7. Then he goes on: 'On the next charge you must be satisfied that Sabir struck Nidu this blow which killed him, and that it was struck in furtherance of the common object of the assembly then, and that Esaf knew that in accordance with the general object such blow would probably be delivered. This again depends on whether or not you believe the evidence that this blow was struck by Sabir. With regard to Esaf, it is not denied that he was present on the occasion, but it is urged that he is in no way responsible for what happened to Nidu. What was then the general object of this assembly?' He then goes on, and this is an important part of his charge: 'If you believe the evidence, it was to carry out the order to bring Nidu's head, because he prevented Esaf and the others from taking these mangoes, the purpose for which they had assembled.' So we have here the Judge directing the jury that the general object of the assembly was to carry out the order to bring Nidu's head, the general object at that particular time. At first the general object was to take the mangoes, but as the proceedings developed, the object changed to one to injure Nidu, for, of course, the words do not really mean to bring his head, but to injure him.

8. Now, the jury having convicted under Sections 148 and 149, before we can say that there ought to be a conviction under Section 147, we must be satisfied that the jury have found an unlawful common object. It is impossible for us to say, on the findings, whether they have given their verdict upon the unlawfulness of the common object to injure Nidu, or the unlawfulness of the common object to take the mangoes.

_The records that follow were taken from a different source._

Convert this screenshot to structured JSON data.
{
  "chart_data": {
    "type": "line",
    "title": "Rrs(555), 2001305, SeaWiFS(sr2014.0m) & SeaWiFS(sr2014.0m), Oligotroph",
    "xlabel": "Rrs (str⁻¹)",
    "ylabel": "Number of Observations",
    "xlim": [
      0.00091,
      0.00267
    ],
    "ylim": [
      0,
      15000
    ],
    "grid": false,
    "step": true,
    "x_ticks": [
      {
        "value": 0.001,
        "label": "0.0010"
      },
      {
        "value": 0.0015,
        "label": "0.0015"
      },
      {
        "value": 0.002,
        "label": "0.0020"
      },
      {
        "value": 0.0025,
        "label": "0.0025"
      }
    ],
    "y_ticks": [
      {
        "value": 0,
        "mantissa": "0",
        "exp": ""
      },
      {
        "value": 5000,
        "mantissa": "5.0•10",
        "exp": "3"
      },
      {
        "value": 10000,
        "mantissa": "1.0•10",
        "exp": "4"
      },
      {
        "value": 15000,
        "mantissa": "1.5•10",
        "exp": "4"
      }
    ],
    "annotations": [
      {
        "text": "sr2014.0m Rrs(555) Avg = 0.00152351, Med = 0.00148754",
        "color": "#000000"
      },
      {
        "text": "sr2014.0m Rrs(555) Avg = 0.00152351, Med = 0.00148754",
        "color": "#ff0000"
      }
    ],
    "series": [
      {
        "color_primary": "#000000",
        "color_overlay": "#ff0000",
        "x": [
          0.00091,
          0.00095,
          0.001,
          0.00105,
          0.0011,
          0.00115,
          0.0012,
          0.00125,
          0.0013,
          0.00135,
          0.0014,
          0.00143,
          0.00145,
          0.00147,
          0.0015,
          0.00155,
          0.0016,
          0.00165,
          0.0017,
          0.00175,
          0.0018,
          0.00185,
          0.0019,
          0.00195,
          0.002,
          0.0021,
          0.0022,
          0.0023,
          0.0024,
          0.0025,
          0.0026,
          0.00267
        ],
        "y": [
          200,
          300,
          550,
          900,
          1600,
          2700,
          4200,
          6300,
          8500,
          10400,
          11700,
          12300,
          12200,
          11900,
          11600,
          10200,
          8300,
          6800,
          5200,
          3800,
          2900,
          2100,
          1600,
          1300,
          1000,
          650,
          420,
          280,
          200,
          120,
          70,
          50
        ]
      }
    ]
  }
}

It may well be, and, in dealing with these matters one is bound to consider the matter most favourably to the accused, that they preferred to accept the view that the common object was to injure Nidu, inasmuch as it did away with the necessity of coming to any conclusion on the question of the possession of the orchard. If they found that the common object of the assembly was to injure Nidu, that would be enough, and they need not find the other. But there is no charge whatever on this head; an entirely different common object has been charged,

9. Our attention has been called to Section 225 of the Code of Criminal Procedure, which provides that 'no error in stating the particulars required to be stated in the charge, and no omission to state those particulars, shall be regarded at any stage of the case as material unless the accused was misled by such error or omission.' In a case of this kind there may be evidence of a variety of common objects, but here, so far as we can see, it is impossible for us, on the evidence as it stands and having the charge there is at present, to say that the jury accepted either one or the other of those common objects. They accepted one, it is true, but which one they accepted it is impossible for us to say. It may make a difference in the case if, as a matter of fact, they accepted the case that the common object was to injure Nidu. But that was a common object that was never charged at all, and the accused person had no opportunity of meeting it. Of course, the finding of the jury with regard to the common object may have very great effect upon the seriousness of the crime and, therefore, on the punishment.

10. In the result, we think we are bound to set aside the conviction of Esaf, but we think that this case is not one which we can deal with ourselves, and we accordingly direct that it be retried under a properly framed charge under Section 147 of the Penal Code, and that, until the trial, the accused Esaf be released on bail to the satisfaction of the Magistrate.